The top of the serpentine commode is inlaid with a marquetry panel of musical trophy hanging from a ribbon within a foliate cartouche, flanked by sprays of ribbon-tied flowers, on a background of harewood.
It has a broad cross-banded border and moulded tulipwood edge. The doors at the front have wide, cross-banded borders and green-stained banding with Greek key ornament at the angles. The centre is veneered in dark, stained harewood inlaid in the centre of each door with a classical vase filled with flowers, with gilt bronze banding down the side of one door.
The doors open to reveal three graduated drawers with drop ring handles with circular moulded back plates. The sides are similarly veneered and inlaid with a ribbon-tied spray of flowers. The shaped apron with scrolling floral gilt bronze mount and the protruding angles applied with floral and foliate mounts running down to acanthus sabots.
Possibly supplied to Thomas Edwards-Freeman, Batsford Park, Moreton-in-Marsh, Gloucestershire, and by descent with the house to
John Freeman-Mitford, 1st Baron Redesdale (1748-1830), and by descent to his son
John Thomas Freeman-Mitford, 1st Earl Redesdale (1805-1886), Batsford Park, Gloucestershire and thence by descent
Sale, Bruton Knowles & Co., Gloucester, 30 April to 2 May, 1919, lot 387
Bought by William Hesketh Lever, 1st Viscount Leverhulme (d.1925) from M.Harris and sons 26 May 1919, for £815 and thence by descent
Lucy Wood, 'Catalogue of Commodes', 1994, p. 165, figs. 152-4 and Appendix X3318, p. 332.

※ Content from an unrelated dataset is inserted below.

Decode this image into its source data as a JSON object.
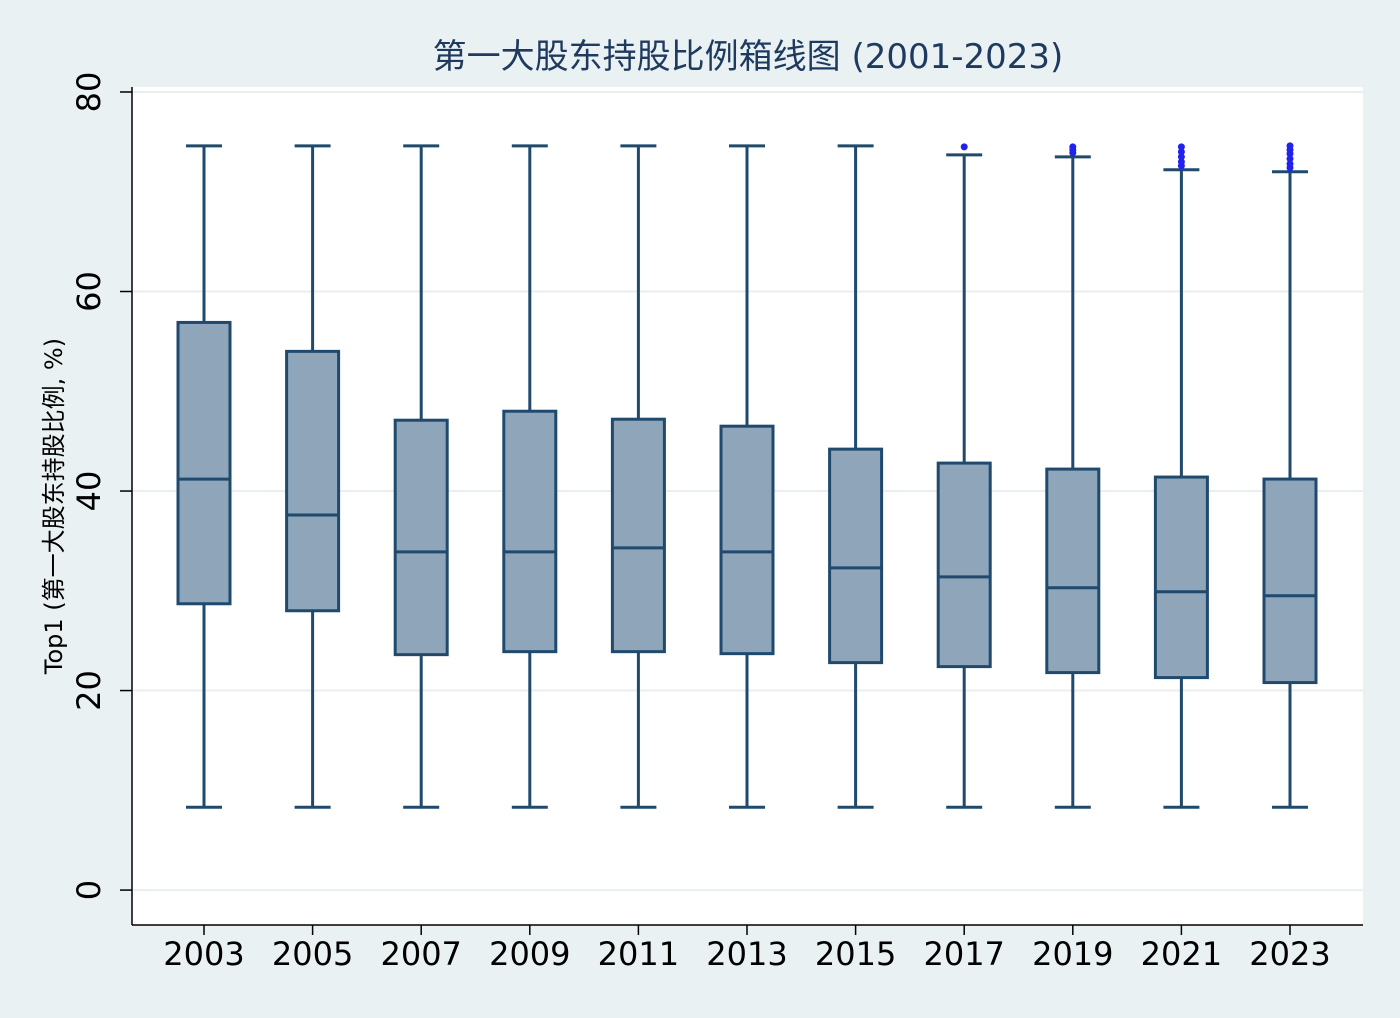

The commode belongs to a small number of commodes all of which would appear to have been made by a group of continental craftsmen working in England during the 1760s and 1770s. The best known of these émigré craftsmen was Pierre Langlois who had premises in Tottenham Court Road.
The designs incorporated in the marquetry, in particular the musical trophy inlaid on the top, are very close to schemes of marquetry found on French pieces. The vases on the doors, in the so-called “goût grec”, relate to engravings of Delafosse which were one of the most important sources for French craftsmen at this period.